“You are right, Miss Ashton, whatever was possible to show my gratitude to you I should do, with or without your permission. If I am spared when the war is over I may even create the opportunity which you seem to doubt my ever having. When the war began I had a sister who was, I think perhaps only a few years older than you. If you can ever make up your mind to regard me as she would have done, it would mean a great real to me.”

Sally was beginning to feel bored. She thought her companion was very conventional and a little stupid.

She had not the faintest desire to adopt an unknown young man as a brother. Sally knew herself sufficiently well to realize that the sisterly attitude would make but little appeal to her as long as she lived. And she hoped that her interview with the rescued officer might be entertaining. Life was dull now at the farm with Mrs. Burton away and her own occupation, which had been exciting even if fatiguing, withdrawn.

“What happened to your sister?” Sally inquired politely, although intending to make her escape as soon as possible should their conversation continue on such sentimental lines.

“She was killed in the retreat when the Germans conquered this part of France at the outbreak of the war. I had gone to the front to join my regiment, so Yvonne and my mother were alone except for my little brother and a few women servants. Our château was destroyed.”

The French officer paused because Sally was looking at him with a curious expression as if an idea which she may have had in her mind for some time was now slowly crystalizing into a fact.

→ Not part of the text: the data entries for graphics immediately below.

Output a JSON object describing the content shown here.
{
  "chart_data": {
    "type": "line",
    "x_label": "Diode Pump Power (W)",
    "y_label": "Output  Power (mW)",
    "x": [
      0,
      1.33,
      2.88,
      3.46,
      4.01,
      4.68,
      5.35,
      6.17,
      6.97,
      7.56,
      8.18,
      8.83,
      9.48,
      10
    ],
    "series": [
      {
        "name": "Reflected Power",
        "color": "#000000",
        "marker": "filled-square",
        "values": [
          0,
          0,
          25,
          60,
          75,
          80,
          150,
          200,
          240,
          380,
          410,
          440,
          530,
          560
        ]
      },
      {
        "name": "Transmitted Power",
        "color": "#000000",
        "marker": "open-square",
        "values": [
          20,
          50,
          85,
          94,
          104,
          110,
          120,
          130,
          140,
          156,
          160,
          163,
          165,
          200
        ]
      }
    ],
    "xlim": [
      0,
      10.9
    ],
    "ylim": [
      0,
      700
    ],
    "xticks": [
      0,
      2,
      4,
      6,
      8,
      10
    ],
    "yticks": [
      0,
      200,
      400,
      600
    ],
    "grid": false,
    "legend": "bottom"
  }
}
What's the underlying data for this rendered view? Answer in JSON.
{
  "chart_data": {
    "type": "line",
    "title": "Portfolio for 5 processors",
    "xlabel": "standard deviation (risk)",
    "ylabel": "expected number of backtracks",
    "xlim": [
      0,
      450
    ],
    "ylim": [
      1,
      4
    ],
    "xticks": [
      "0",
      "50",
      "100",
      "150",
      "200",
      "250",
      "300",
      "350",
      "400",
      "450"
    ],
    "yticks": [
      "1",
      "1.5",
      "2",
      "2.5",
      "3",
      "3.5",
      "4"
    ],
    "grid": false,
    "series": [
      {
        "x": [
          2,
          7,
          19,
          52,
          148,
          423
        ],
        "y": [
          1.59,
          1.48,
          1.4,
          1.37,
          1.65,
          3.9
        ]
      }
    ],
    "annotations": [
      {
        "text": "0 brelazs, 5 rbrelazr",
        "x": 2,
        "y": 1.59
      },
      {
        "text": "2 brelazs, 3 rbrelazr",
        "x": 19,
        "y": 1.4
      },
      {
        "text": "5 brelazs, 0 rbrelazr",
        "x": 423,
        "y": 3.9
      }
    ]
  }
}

“Your sister’s name was Yvonne Fleury and your château was not far from here, was it not?” Sally demanded.

The young officer nodded. He did not care to discuss his past history with Sally or with any one else in the world. There was nothing to be gained by recalling the inevitable tragedies of the war.

Sally did not appear seriously distressed. Unless she happened to be an actual witness to suffering it did not touch her deeply. Besides, at the present time she was smiling oddly, as if she were pleased and displeased at the same time.

“I don’t think that you need adopt me as your sister,” she remarked.